Aryzta: €300m spend on efficiency

ARYZTA, the Irish-Swiss bakery group, is to invest €100 million per annum for the next three years improving internal efficiencies.

That investment, which is due to begin in 2012, will aim to build on what has been a strong performance this year.

Yesterday, the company — which grew out of the 2008 merger between IAWS and Swiss bakery group, Hiestand — reported a 53.5% increase in revenue, to just under €2.6 billion, for the 12 months to the end of July.

Pre-tax profits were up from just over €253m to €333m, while net debt was reduced by over 10% to €955.5m. A full-year dividend of 46.52c has been proposed.

On a group basis — when Aryzta’s 71.4% stake in Irish agri-services company, Origin Enterprises is included — revenue was up by nearly 29% to €3.88bn, with underlying fully diluted earnings per share rising by 27.1% to 310.1c.

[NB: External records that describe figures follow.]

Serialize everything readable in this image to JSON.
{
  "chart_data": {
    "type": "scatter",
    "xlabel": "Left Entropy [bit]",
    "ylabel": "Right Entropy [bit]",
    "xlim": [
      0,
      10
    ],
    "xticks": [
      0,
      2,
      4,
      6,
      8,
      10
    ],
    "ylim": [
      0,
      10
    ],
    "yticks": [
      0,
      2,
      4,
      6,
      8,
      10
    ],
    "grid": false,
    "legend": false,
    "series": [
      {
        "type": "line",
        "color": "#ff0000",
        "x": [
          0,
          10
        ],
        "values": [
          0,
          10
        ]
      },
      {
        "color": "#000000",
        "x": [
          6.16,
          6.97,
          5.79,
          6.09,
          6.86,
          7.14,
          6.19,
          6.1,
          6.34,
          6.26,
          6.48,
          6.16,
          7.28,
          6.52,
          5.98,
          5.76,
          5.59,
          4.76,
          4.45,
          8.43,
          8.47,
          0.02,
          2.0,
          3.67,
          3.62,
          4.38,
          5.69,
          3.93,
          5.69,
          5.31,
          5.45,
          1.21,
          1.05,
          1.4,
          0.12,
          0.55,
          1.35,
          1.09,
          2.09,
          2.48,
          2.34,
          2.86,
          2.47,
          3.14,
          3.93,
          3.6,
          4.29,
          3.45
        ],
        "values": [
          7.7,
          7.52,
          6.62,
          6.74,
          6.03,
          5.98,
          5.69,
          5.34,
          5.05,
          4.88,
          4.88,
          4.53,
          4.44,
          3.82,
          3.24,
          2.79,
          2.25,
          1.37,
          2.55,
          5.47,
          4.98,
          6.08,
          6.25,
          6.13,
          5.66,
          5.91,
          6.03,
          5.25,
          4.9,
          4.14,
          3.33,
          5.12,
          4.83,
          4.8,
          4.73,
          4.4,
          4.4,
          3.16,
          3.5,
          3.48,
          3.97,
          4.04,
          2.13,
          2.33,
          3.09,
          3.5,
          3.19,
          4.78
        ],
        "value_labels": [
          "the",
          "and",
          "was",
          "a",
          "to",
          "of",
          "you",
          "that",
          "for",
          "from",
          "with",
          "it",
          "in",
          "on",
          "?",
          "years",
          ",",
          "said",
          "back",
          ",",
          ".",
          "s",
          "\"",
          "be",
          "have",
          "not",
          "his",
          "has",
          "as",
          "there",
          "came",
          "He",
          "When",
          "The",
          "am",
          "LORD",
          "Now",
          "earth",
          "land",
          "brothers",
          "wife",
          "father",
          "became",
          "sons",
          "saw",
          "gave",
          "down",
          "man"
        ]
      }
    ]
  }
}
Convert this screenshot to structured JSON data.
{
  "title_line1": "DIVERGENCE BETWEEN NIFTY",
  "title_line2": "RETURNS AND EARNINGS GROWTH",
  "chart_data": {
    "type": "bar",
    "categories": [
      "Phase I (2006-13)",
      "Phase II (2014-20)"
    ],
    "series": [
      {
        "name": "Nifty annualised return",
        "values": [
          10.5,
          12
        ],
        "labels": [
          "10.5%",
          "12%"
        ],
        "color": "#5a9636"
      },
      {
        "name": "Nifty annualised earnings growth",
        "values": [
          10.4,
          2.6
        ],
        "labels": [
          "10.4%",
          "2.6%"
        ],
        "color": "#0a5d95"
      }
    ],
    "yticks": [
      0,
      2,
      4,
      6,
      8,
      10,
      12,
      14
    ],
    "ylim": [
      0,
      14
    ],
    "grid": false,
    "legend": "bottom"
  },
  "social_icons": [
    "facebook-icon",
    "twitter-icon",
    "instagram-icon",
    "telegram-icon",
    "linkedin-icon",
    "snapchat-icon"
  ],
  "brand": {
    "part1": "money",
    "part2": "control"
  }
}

Last week, Origin reported a near 11% increase in operating profits and a 17% rise in revenue for its latest financial year.

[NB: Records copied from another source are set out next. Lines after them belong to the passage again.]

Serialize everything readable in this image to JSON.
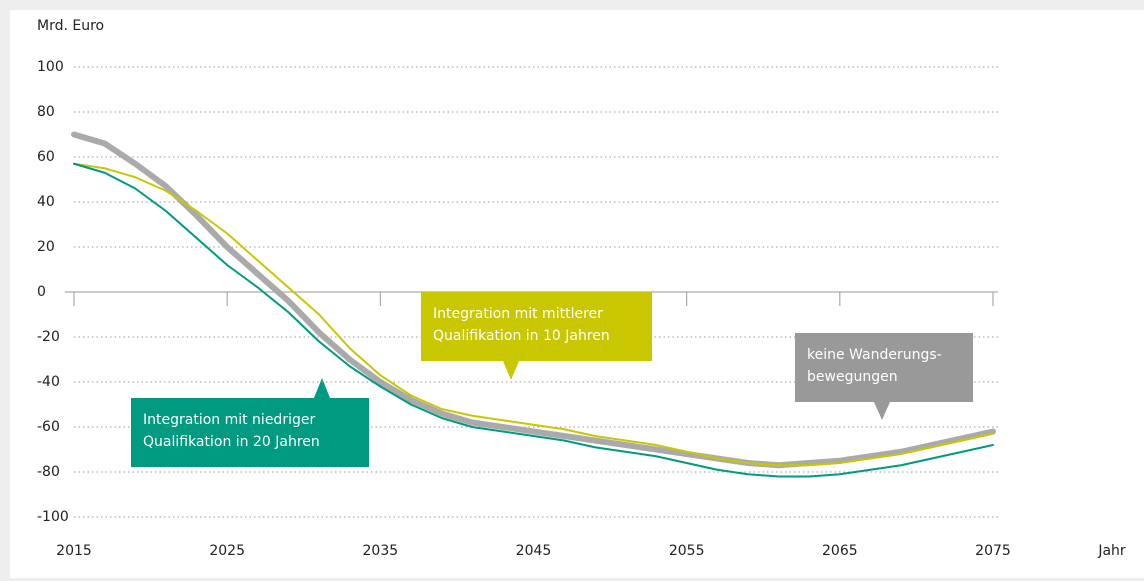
{
  "chart_data": {
    "type": "line",
    "ylabel": "Mrd. Euro",
    "xlabel": "Jahr",
    "x": [
      2015,
      2017,
      2019,
      2021,
      2023,
      2025,
      2027,
      2029,
      2031,
      2033,
      2035,
      2037,
      2039,
      2041,
      2043,
      2045,
      2047,
      2049,
      2051,
      2053,
      2055,
      2057,
      2059,
      2061,
      2063,
      2065,
      2067,
      2069,
      2071,
      2073,
      2075
    ],
    "series": [
      {
        "name": "Integration mit niedriger Qualifikation in 20 Jahren",
        "color": "#009a80",
        "values": [
          57,
          53,
          46,
          36,
          24,
          12,
          2,
          -9,
          -22,
          -33,
          -42,
          -50,
          -56,
          -60,
          -62,
          -64,
          -66,
          -69,
          -71,
          -73,
          -76,
          -79,
          -81,
          -82,
          -82,
          -81,
          -79,
          -77,
          -74,
          -71,
          -68
        ]
      },
      {
        "name": "Integration mit mittlerer Qualifikation in 10 Jahren",
        "color": "#c9c700",
        "values": [
          57,
          55,
          51,
          45,
          36,
          26,
          14,
          2,
          -10,
          -25,
          -37,
          -46,
          -52,
          -55,
          -57,
          -59,
          -61,
          -64,
          -66,
          -68,
          -71,
          -74,
          -76,
          -77,
          -77,
          -76,
          -74,
          -72,
          -69,
          -66,
          -63
        ]
      },
      {
        "name": "keine Wanderungs­bewegungen",
        "color": "#aaaaaa",
        "values": [
          70,
          66,
          57,
          47,
          34,
          20,
          8,
          -4,
          -18,
          -30,
          -40,
          -48,
          -54,
          -58,
          -60,
          -62,
          -64,
          -66,
          -68,
          -70,
          -72,
          -74,
          -76,
          -77,
          -76,
          -75,
          -73,
          -71,
          -68,
          -65,
          -62
        ]
      }
    ],
    "xlim": [
      2015,
      2075
    ],
    "xticks": [
      2015,
      2025,
      2035,
      2045,
      2055,
      2065,
      2075
    ],
    "ylim": [
      -100,
      100
    ],
    "yticks": [
      -100,
      -80,
      -60,
      -40,
      -20,
      0,
      20,
      40,
      60,
      80,
      100
    ],
    "grid": true
  }
}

Aryzta is saying that the consensus forecast for its current year (up to July 2012) earnings per share — of 338c — “appears reasonable, at this early stage of the year”, adding that its 2013 underlying earnings per share target remains at over the 400c mark. It added that it expects to boost revenue by €78m in its current year; mainly on the back of first-time contributions of previously announced acquisitions in Britain and the Far East, which are due to be completed in the first quarter of 2012.

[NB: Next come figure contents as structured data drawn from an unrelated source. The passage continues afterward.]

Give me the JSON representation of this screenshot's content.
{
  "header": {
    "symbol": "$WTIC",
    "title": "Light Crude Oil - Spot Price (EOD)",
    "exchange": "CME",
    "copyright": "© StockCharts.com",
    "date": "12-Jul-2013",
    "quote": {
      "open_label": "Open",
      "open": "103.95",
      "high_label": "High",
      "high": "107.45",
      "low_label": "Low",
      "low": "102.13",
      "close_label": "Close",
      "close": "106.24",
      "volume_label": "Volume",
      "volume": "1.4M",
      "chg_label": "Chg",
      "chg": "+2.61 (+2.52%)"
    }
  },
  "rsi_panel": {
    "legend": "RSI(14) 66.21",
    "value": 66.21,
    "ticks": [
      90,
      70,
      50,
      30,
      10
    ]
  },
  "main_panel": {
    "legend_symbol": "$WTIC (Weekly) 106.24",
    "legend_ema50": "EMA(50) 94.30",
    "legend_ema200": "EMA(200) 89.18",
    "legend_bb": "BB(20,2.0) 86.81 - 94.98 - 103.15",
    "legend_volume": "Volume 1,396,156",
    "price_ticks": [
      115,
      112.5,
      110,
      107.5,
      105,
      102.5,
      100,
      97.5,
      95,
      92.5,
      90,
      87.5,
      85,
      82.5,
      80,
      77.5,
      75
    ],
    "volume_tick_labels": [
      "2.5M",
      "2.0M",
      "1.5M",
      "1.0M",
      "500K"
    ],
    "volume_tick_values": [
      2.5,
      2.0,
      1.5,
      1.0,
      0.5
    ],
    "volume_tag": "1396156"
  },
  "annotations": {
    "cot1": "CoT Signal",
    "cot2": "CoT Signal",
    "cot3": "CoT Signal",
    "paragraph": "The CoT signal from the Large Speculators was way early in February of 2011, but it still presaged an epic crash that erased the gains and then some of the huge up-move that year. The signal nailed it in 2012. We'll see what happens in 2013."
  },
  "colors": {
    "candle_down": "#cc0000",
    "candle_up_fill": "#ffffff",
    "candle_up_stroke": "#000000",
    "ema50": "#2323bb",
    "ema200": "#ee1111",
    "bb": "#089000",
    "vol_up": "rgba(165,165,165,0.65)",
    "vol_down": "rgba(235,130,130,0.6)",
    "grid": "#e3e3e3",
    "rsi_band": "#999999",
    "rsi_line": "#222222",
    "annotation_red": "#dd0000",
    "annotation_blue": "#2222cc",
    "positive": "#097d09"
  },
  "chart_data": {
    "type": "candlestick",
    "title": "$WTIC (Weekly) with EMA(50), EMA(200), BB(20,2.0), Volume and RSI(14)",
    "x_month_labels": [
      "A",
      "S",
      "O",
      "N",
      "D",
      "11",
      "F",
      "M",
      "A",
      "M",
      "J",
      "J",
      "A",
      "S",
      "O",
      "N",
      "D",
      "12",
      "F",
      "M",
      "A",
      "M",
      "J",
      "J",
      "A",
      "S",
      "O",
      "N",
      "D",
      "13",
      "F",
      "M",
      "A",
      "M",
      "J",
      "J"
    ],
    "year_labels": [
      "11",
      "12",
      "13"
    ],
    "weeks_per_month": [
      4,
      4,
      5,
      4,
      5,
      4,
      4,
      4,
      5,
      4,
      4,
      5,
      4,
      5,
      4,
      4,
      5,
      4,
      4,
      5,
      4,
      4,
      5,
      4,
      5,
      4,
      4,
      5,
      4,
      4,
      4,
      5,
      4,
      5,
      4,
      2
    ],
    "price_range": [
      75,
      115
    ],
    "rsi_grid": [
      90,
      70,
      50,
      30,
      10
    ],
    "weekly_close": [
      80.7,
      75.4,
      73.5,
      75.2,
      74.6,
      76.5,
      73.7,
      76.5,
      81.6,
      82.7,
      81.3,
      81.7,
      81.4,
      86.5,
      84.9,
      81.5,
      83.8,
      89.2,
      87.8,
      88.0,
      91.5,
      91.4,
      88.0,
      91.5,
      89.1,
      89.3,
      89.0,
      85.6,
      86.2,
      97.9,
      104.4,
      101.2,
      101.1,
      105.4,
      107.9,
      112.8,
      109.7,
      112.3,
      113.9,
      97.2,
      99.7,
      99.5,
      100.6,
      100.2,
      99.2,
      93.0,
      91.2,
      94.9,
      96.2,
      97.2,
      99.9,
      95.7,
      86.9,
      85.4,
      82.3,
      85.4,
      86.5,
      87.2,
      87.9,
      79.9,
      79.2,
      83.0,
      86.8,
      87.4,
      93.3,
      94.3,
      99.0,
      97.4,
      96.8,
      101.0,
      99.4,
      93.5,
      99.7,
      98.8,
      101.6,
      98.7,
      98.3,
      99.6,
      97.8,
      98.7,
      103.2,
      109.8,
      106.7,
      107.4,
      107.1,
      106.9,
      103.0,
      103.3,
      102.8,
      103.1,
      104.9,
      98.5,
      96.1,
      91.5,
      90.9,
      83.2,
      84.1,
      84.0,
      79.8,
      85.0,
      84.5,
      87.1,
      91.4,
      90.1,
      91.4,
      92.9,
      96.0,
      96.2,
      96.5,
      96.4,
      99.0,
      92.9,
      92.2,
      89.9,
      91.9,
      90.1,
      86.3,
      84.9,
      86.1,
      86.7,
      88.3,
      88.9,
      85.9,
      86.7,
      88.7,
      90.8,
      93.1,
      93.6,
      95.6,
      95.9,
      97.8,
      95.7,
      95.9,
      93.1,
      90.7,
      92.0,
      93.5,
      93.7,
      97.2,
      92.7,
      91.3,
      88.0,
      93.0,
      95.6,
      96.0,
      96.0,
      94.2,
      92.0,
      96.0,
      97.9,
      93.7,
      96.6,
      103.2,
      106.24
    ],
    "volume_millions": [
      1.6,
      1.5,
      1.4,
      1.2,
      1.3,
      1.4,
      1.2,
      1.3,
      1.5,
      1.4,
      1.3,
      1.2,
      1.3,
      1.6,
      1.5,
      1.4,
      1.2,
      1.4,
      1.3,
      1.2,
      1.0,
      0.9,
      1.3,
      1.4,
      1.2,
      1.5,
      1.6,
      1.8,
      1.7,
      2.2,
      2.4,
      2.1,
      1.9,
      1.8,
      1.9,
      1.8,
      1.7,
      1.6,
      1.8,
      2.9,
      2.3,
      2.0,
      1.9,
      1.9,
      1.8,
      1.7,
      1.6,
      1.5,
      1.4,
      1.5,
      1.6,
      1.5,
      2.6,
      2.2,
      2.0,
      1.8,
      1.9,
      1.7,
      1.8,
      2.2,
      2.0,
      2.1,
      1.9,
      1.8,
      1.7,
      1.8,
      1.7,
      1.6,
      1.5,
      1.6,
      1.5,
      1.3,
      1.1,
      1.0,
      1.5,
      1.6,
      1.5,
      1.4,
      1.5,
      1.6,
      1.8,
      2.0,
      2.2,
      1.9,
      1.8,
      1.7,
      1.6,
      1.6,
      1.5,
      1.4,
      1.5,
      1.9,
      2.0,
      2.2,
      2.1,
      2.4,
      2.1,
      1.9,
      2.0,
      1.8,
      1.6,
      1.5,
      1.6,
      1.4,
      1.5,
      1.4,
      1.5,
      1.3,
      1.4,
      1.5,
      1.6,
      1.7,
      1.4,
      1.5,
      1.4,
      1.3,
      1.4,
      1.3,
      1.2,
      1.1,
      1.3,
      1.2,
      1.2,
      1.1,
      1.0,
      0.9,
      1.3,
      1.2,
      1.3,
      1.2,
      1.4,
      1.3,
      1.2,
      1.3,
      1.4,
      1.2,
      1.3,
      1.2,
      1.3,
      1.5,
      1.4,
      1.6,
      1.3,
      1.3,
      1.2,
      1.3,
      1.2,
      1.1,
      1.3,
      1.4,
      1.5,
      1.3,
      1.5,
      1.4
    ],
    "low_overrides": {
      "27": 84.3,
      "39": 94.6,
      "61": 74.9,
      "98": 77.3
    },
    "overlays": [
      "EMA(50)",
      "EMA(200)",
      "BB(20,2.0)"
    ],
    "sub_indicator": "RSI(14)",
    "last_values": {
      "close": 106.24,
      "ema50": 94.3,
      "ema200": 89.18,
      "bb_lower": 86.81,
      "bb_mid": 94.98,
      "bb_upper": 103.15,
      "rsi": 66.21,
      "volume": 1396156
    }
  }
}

Chief executive Owen Killian said 2011 was a year of “substantial repositioning” for the company and that next year will be one of “significant change” for the group, operationally speaking.

“Aryzta is now much better positioned opposite consumers, with greater global access to limited-serve restaurants and retail; complementing our well-established deeply distributed foodservice business,” he added.

Mr Killian noted that consumer confidence improved during the 12 months, but said that the company would be working with its customers to try to manage input price inflation, as consumer are still faced with tough economic conditions.